In his humiliation justice was denied him. Who will declare his posterity? For his life is cut off from the earth.
34 En de kamerling antwoordde Filippus en zeide: Ik bid u, van Wien zegt de profeet dit, van zichzelven, of van iemand anders?
"Pray," asked the eunuch of Philip, "of whom is the prophet speaking? Of himself, or of some one else?"
35 En Filippus deed zijn mond open en beginnende van diezelfde Schrift, verkondigde hem Jezus.
Then Philip opened his lips, and beginning from that same scripture, he preached the gospel of Jesus to him.
36 En alzo zij over weg reisden, kwamen zij aan een zeker water; en de kamerling zeide: Ziedaar water; wat verhindert mij gedoopt te worden?
And as they were going on their way they came to a certain water, and the eunuch said. "See, here is water! What hinders my being baptized?"
37 En Filippus zeide: Indien gij van ganser harte gelooft, zo is het geoorloofd. En hij, antwoordende, zeide: Ik geloof, dat Jezus Christus de Zoon van God is.
And Philip said, "If you believe with your whole heart, you may." The eunuch answered, "I believe that Jesus Christ is the Son of God."
38 En hij gebood den wagen stil te houden; en zij daalden beiden af in het water, zo Filippus als de kamerling, en hij doopte hem.
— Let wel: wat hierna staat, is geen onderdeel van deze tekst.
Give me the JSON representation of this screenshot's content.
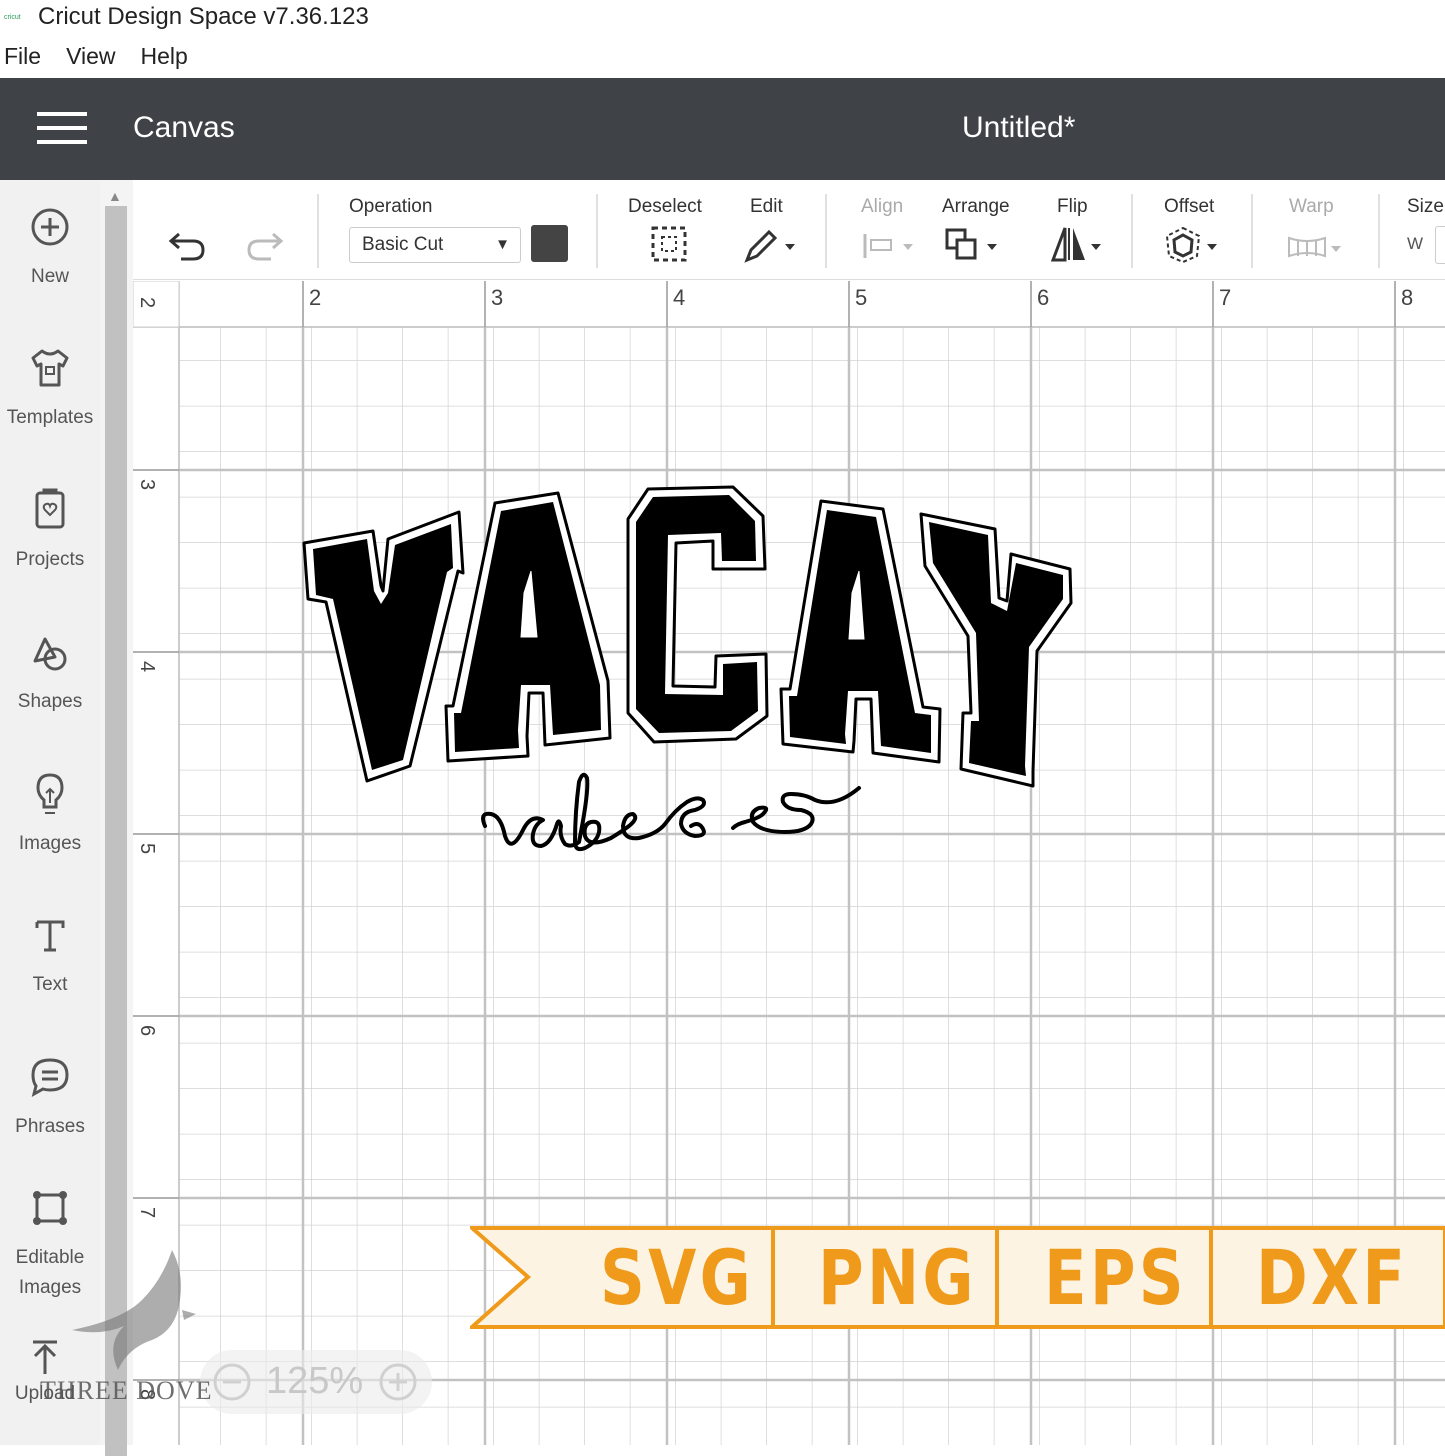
{
  "app": {
    "title": "Cricut Design Space  v7.36.123",
    "logo_text": "cricut"
  },
  "menu": [
    "File",
    "View",
    "Help"
  ],
  "header": {
    "section": "Canvas",
    "document": "Untitled*"
  },
  "sidebar": {
    "items": [
      {
        "label": "New",
        "icon": "plus-circle-icon"
      },
      {
        "label": "Templates",
        "icon": "tshirt-icon"
      },
      {
        "label": "Projects",
        "icon": "projects-icon"
      },
      {
        "label": "Shapes",
        "icon": "shapes-icon"
      },
      {
        "label": "Images",
        "icon": "lightbulb-icon"
      },
      {
        "label": "Text",
        "icon": "text-icon"
      },
      {
        "label": "Phrases",
        "icon": "speech-bubble-icon"
      },
      {
        "label": "Editable",
        "label2": "Images",
        "icon": "editable-images-icon"
      },
      {
        "label": "Upload",
        "icon": "upload-icon"
      }
    ]
  },
  "toolbar": {
    "operation_label": "Operation",
    "operation_value": "Basic Cut",
    "deselect": "Deselect",
    "edit": "Edit",
    "align": "Align",
    "arrange": "Arrange",
    "flip": "Flip",
    "offset": "Offset",
    "warp": "Warp",
    "size": "Size",
    "size_w": "W",
    "swatch_color": "#444444"
  },
  "rulers": {
    "horizontal": [
      "2",
      "3",
      "4",
      "5",
      "6",
      "7",
      "8"
    ],
    "vertical": [
      "2",
      "3",
      "4",
      "5",
      "6",
      "7",
      "8"
    ]
  },
  "design": {
    "headline": "VACAY",
    "script": "vibes"
  },
  "formats": [
    "SVG",
    "PNG",
    "EPS",
    "DXF"
  ],
  "zoom": "125%",
  "watermark": "THREE DOVE",
  "colors": {
    "header_bg": "#3f4247",
    "banner_orange": "#ef9a1a",
    "banner_fill": "#fdf3e2"
  }
}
And he ordered the chariot to stop; and both of them, Philip and the eunuch, went down into the water, and Philip baptized him.
39 En toen zij uit het water waren opgekomen, nam de Geest des Heeren Filippus weg, en de kamerling zag hem niet meer; want hij reisde zijn weg met blijdschap.
And when they had come up out of the water, the Spirit of the Lord snatched Philip away, and the eunuch saw him no more, but continued on his way rejoicing.
40 Maar Filippus werd gevonden, te Azote; en het land doorgaande, verkondigde hij het Evangelie in alle steden, totdat hij te Cesarea kwam.
Philip found himself at Ashdod. Then visiting town after town, he kept preaching the good news in all the cities until he reached Caesarea.